Here is a link for a more current atrticle dated August 2, 2011 and comments from that article.
http://www.msnbc.msn.com/id/43982727/ns/world_news-asia_pacific/
From the atricle>>> ("Meanwhile, more than a dozen regional governments in Japan announced Monday, (that's August 1,2011), that they would conduct tests to determine whether locally grown rice contains too much radioactive caesium..... Excessive levels of radiation have already been found in beef, vegetables, tea, milk, seafood and water")..... Ya got that RFinston?
You are calling Amy Goodman a liar, she honestly stated in her first paragraph, ("In recent weeks, radiation levels have spiked at the Fukushima nuclear power reactors in Japan, with recorded levels of 10,000 millisieverts per hour .")....That "recent weeks" IS (*current*) information RFinston)....... Your comments are those of a pro nuclear shill and are designed to spread misinformation... You ended your comments with ,,,("None of your doomsday predictions will come true, in my opinion.")... I sincerely do hope your biased and under educated (opinion) is correct about that.
RFinston>>>> A news article posted here on Common Drmeams today titled ("Citizen Group Tracks Down Japan's Radiation") Shoots your arguments down in flames.

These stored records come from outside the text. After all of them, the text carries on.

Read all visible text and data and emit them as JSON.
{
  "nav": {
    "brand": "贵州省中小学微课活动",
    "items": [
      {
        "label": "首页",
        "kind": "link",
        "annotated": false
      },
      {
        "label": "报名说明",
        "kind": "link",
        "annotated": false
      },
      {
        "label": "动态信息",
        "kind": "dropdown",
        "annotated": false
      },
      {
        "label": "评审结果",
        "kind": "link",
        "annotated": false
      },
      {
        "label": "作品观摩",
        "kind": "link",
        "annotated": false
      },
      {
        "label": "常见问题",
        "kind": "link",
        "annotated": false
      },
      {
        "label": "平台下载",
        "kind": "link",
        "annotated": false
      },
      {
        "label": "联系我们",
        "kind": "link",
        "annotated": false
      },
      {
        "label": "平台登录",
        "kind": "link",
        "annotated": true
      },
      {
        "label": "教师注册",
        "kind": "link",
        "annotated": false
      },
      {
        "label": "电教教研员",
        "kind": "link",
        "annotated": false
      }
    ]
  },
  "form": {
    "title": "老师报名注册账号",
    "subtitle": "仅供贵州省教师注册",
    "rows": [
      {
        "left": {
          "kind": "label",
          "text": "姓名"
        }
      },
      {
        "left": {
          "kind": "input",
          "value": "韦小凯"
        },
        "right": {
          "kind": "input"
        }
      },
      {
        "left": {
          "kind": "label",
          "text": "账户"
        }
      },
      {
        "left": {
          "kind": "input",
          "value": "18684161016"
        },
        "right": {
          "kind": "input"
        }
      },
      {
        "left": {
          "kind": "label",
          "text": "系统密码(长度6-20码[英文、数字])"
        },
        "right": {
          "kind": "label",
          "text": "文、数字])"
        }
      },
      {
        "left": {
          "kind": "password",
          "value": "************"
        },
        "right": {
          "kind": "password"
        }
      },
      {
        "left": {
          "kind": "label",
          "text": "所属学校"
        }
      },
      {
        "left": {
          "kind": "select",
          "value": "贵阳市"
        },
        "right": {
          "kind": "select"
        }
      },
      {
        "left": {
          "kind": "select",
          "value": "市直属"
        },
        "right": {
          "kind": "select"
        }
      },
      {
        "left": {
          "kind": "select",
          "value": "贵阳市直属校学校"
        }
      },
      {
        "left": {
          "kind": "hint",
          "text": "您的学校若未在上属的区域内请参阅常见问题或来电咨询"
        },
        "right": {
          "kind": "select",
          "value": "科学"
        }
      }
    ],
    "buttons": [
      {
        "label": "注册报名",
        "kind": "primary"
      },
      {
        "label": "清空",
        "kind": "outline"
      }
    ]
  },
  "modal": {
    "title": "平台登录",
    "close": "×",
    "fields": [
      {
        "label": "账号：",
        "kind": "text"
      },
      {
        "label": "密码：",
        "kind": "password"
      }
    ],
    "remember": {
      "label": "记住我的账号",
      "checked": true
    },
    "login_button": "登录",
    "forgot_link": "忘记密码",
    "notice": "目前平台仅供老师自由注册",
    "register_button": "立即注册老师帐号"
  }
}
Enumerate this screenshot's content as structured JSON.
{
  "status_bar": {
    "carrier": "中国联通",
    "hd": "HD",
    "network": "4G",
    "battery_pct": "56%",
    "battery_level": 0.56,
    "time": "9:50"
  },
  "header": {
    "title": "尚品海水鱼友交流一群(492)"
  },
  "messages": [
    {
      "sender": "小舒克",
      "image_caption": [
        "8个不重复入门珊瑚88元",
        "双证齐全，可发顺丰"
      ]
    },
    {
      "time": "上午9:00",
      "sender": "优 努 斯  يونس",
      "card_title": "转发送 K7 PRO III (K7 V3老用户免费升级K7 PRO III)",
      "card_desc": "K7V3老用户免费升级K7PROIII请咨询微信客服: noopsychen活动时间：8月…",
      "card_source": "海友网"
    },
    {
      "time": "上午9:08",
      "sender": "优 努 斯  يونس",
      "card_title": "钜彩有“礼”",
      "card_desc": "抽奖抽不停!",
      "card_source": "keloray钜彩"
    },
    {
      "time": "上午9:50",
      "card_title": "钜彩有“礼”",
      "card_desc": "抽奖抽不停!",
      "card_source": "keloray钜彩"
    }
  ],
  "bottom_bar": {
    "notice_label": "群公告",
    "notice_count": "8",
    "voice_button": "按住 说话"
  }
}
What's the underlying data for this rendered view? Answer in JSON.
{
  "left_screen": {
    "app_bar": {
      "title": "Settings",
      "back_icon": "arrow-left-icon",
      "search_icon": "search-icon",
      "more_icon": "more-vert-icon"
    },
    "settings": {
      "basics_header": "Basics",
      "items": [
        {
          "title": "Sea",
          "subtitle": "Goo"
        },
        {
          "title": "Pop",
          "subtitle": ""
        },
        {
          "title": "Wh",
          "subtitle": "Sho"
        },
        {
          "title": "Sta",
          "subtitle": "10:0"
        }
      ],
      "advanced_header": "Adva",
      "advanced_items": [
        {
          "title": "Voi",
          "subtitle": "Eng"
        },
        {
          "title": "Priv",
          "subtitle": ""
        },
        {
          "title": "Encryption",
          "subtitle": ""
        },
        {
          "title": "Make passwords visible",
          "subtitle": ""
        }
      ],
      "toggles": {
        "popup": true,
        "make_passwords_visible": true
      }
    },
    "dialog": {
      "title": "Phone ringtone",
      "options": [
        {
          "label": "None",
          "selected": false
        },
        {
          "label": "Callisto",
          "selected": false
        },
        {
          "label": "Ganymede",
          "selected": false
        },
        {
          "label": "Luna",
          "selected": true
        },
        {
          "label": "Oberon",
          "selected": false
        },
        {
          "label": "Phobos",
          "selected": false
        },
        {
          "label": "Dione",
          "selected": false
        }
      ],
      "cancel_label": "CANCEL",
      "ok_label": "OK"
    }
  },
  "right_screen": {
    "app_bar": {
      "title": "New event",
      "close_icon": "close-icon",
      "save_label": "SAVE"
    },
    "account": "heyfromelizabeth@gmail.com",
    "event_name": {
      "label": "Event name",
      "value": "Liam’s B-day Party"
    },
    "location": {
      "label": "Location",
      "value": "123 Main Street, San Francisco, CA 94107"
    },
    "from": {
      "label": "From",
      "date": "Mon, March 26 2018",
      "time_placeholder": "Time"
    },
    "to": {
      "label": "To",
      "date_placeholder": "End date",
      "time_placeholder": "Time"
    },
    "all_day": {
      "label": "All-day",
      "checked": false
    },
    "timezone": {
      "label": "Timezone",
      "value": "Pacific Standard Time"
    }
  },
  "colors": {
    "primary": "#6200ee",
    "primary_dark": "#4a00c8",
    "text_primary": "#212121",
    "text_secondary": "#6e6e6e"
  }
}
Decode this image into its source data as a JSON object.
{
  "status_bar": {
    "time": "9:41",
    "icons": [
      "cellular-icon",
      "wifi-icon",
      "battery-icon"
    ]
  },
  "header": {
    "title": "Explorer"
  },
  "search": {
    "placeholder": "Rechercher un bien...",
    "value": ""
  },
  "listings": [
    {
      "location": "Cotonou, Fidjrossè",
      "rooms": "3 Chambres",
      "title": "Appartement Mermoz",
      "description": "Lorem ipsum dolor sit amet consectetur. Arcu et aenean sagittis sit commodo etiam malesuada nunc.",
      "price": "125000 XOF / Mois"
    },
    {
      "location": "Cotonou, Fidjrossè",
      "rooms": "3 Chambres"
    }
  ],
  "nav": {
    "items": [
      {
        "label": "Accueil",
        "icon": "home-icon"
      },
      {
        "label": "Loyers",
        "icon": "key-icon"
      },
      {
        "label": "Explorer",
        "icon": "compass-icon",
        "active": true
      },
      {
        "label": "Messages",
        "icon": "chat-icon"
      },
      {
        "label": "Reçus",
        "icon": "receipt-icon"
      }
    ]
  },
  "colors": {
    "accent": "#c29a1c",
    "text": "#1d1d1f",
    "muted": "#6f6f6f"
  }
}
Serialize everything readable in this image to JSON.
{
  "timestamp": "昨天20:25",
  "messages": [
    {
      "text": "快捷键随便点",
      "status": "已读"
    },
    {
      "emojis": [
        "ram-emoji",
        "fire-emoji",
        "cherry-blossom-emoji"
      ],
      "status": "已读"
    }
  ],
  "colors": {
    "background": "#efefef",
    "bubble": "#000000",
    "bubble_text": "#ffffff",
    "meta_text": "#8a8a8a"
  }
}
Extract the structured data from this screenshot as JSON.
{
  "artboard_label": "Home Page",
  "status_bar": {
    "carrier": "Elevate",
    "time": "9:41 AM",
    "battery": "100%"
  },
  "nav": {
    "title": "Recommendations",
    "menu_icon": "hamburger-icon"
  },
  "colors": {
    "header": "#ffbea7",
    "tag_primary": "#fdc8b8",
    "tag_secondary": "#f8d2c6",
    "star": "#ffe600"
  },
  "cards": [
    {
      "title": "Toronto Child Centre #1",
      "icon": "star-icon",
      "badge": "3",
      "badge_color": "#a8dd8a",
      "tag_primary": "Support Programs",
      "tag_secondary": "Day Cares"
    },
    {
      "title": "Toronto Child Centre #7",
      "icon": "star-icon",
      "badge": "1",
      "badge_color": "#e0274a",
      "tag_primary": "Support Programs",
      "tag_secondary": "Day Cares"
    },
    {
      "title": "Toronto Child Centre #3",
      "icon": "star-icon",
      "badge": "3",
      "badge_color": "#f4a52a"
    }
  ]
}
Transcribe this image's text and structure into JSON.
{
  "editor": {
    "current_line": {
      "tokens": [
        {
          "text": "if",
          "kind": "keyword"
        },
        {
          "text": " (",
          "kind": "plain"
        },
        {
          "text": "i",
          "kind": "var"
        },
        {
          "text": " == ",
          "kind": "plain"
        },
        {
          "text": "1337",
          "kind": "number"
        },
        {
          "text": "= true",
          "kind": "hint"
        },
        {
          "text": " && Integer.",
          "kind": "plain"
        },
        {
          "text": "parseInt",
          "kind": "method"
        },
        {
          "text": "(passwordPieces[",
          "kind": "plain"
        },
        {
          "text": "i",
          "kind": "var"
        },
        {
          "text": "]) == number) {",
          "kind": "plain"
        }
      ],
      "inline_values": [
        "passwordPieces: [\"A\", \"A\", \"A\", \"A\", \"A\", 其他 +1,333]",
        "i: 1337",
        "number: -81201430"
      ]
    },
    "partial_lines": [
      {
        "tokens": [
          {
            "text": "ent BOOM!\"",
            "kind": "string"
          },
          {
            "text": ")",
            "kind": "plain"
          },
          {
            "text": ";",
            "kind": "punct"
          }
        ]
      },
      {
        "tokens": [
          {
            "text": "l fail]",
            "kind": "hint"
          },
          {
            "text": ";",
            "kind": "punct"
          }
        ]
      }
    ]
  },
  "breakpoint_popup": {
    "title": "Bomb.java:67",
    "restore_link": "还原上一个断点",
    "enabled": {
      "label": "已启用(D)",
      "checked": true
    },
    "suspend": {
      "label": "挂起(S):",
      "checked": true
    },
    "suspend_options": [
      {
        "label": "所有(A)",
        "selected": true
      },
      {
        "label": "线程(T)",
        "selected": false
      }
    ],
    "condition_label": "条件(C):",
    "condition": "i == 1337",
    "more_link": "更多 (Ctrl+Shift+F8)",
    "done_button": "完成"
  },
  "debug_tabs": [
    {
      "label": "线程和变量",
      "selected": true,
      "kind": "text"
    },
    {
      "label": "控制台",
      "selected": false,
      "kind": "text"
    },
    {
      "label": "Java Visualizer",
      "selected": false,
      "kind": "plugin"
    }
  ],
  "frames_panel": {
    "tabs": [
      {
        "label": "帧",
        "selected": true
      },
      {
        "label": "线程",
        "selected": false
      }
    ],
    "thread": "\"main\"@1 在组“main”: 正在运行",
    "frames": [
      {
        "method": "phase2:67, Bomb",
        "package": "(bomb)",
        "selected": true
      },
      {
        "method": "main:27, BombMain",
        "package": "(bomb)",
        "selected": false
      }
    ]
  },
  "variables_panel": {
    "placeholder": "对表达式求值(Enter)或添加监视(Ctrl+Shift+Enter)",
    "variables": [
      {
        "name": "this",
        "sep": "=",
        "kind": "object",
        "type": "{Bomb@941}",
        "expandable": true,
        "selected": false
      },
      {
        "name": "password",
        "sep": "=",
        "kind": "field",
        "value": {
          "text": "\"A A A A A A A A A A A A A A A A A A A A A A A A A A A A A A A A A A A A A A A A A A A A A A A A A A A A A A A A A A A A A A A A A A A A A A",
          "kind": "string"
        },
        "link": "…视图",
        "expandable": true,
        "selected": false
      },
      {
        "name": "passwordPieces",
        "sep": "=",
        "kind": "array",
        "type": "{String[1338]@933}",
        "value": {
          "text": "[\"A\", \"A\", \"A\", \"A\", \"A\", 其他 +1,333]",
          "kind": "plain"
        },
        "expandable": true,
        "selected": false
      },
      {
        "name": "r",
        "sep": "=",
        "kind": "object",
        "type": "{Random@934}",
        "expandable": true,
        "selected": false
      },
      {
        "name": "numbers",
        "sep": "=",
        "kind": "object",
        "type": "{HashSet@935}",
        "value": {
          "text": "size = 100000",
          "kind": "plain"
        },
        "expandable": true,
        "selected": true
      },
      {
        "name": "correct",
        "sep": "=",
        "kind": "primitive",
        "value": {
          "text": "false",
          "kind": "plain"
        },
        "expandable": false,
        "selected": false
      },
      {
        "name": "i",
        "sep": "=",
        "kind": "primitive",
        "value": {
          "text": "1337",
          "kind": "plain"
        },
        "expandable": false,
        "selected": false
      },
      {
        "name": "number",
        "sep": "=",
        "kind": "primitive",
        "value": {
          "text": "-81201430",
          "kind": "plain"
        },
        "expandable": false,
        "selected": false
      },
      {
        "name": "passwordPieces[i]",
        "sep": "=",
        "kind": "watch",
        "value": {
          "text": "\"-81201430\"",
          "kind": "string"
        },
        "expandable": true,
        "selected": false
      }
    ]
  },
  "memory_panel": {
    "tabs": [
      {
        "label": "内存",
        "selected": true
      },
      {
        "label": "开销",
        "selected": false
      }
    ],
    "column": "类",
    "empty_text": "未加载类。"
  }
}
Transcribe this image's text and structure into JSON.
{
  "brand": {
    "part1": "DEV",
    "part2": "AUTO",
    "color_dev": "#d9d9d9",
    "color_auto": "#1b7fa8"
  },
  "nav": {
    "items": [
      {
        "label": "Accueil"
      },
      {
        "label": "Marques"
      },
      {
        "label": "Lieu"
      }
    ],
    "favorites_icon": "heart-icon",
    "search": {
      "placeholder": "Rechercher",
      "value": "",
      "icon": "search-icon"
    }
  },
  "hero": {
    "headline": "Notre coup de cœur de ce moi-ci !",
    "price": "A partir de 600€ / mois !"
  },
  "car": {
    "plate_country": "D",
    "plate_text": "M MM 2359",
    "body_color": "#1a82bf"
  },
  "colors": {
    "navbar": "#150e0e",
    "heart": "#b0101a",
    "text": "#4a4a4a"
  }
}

Two paragraphs from that article.>>>("Jyunichi Tokuyama, a specialist with the Iwate Prefecture Agricultural and Fisheries Department, said he was shocked to find radioactive hot spots in his prefecture, more than 300km from the stricken Fukushima nuclear site.")."Sunday [August 7], we found ground contamination of 20,000 cpm," said Bonner, referring to counts per minute, a method he believes is more accurate in analysing radiation than measuring mSv......("It was about 28km from the plant.").... Perhaps you could read that very CURRENT article and get yourself educated on the subject before you sound off again.
WayneWR wrote:
'Two paragraphs from that article.>>>("Jyunichi Tokuyama, a specialist with the Iwate Prefecture Agricultural and Fisheries Department, said he was shocked to find radioactive hot spots in his prefecture, more than 300km from the stricken Fukushima nuclear site.")."Sunday [August 7], we found ground contamination of 20,000 cpm," said Bonner, referring to counts per minute, a method he believes is more accurate in analysing radiation than measuring mSv......("It was about 28km from the plant.")....'
Ground contamination canNOT be measured in CPM. Nor in mSv, for that matter. Appropriate units would include curies/square centimeter or becquerels/square meter.